BRATTLEBORO -- Now that talks between the Douglas administration and the Vermont State Employees Association have broken down, administrators around Windham County are waiting to hear how their offices will be affected by the cuts that were ordered after the two sides were unable to reach an agreement last week.
And while southeastern Vermont was not hit hard by the last round of layoffs, when 123 workers lost their jobs, state directors are expecting that the region will not be so lucky this time.
"We dodged a bullet thus far, but the governor is playing hard ball and I’m not sure how long we can expect to be that lucky," said Deborah Carpenter, director of the Brattleboro Economic Services office of the Department for Children and Families. "We are not going to know until later in the week how these cuts are going to affect us locally."
The administration and union negotiators tried to reach an agreement last week on ways to trim about $7.4 million from the current budget.
The talks left both sides blaming the other for the impasse, and now between 200 and 300 state employees are expected to receive pink slips in the coming months.

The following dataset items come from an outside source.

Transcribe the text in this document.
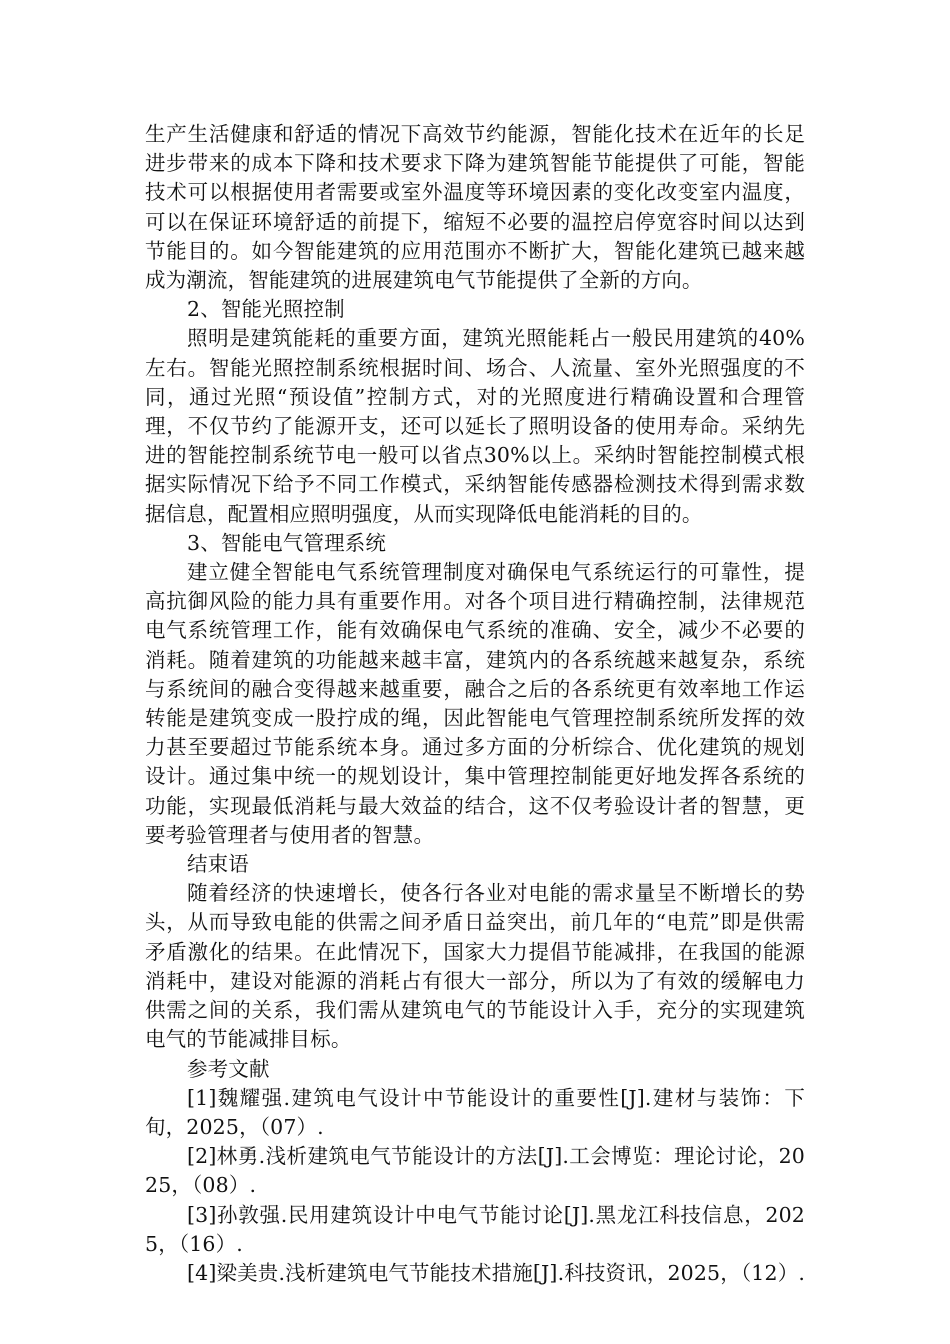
生产生活健康和舒适的情况下高效节约能源，智能化技术在近年的长足进步带来的成本下降和技术要求下降为建筑智能节能提供了可能，智能技术可以根据使用者需要或室外温度等环境因素的变化改变室内温度，可以在保证环境舒适的前提下，缩短不必要的温控启停宽容时间以达到节能目的。如今智能建筑的应用范围亦不断扩大，智能化建筑已越来越成为潮流，智能建筑的进展建筑电气节能提供了全新的方向。

2、智能光照控制

照明是建筑能耗的重要方面，建筑光照能耗占一般民用建筑的40%左右。智能光照控制系统根据时间、场合、人流量、室外光照强度的不同，通过光照“预设值”控制方式，对的光照度进行精确设置和合理管理，不仅节约了能源开支，还可以延长了照明设备的使用寿命。采纳先进的智能控制系统节电一般可以省点30%以上。采纳时智能控制模式根据实际情况下给予不同工作模式，采纳智能传感器检测技术得到需求数据信息，配置相应照明强度，从而实现降低电能消耗的目的。

3、智能电气管理系统

建立健全智能电气系统管理制度对确保电气系统运行的可靠性，提高抗御风险的能力具有重要作用。对各个项目进行精确控制，法律规范电气系统管理工作，能有效确保电气系统的准确、安全，减少不必要的消耗。随着建筑的功能越来越丰富，建筑内的各系统越来越复杂，系统与系统间的融合变得越来越重要，融合之后的各系统更有效率地工作运转能是建筑变成一股拧成的绳，因此智能电气管理控制系统所发挥的效力甚至要超过节能系统本身。通过多方面的分析综合、优化建筑的规划设计。通过集中统一的规划设计，集中管理控制能更好地发挥各系统的功能，实现最低消耗与最大效益的结合，这不仅考验设计者的智慧，更要考验管理者与使用者的智慧。

结束语

随着经济的快速增长，使各行各业对电能的需求量呈不断增长的势头，从而导致电能的供需之间矛盾日益突出，前几年的“电荒”即是供需矛盾激化的结果。在此情况下，国家大力提倡节能减排，在我国的能源消耗中，建设对能源的消耗占有很大一部分，所以为了有效的缓解电力供需之间的关系，我们需从建筑电气的节能设计入手，充分的实现建筑电气的节能减排目标。

参考文献

[1]魏耀强.建筑电气设计中节能设计的重要性[J].建材与装饰：下旬，2025，（07）.

[2]林勇.浅析建筑电气节能设计的方法[J].工会博览：理论讨论，2025，（08）.

[3]孙敦强.民用建筑设计中电气节能讨论[J].黑龙江科技信息，2025，（16）.

[4]梁美贵.浅析建筑电气节能技术措施[J].科技资讯，2025，（12）.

High-level state commissioners plan to meet in the coming days to talk about ways to find the savings, and they will try to spread the layoffs around the state.
Until then, Carpenter said, her staff of 16 is keeping busy with increased caseloads brought on by the struggling economy.
"The morale now is the lowest that I’ve ever seen it," she said. "We are working hard to take care of everybody because we know the unprecedented impact this has had on the staff. It’s been a pretty tough time to be a state worker."
Dennise Casey, communications director for Gov. James Douglas, said it is too early to know which offices will be forced to lay off workers.
She said the administration will determine how many presently unfilled positions can remain vacant and if there are any more workers who will elect to take buyouts, though many state employees who were nearing retirement already left earlier this year during the first round of cuts.
"At this time, we are working to prepare a list of positions that will be slated for elimination," Casey said in an e-mail message. "It is unclear how many positions will be eliminated, where those positions are located geographically or how many state employees will be (laid off) because we plan to look first are retirements and vacancies and we are still in the planning stage at this time."
The administration met with labor leaders in Montpelier last week after the Legislature ordered the payroll cuts because declining state revenues left a hole in the 2010 budget.
Doug Gibson, communications coordinator for the Vermont State Employees Association, said employees in state offices across Vermont are wondering how the layoffs will be determined.
"There is no information on what the plan is and who is going to be cut," Gibson said. "The last time around, Brattleboro was not heavily affected, but what’s in store is a guessing game and it’s very frightening. Morale is very low and people are scared to death."
John Swartz, the field director for the Agency of Human Services in Brattleboro, said even though most of the region’s social service workers escaped layoffs earlier this year, most employees are bracing for the announcements which will probably come within the next few months.
"Every effort is being made to minimize the impact to services. During the last round, social workers and probation officers were by in large exempt, but I don’t know if that will be the case with this round," Swartz said. "We can’t continue to be spared, so the impact to the people who will be laid off is going to be heavy."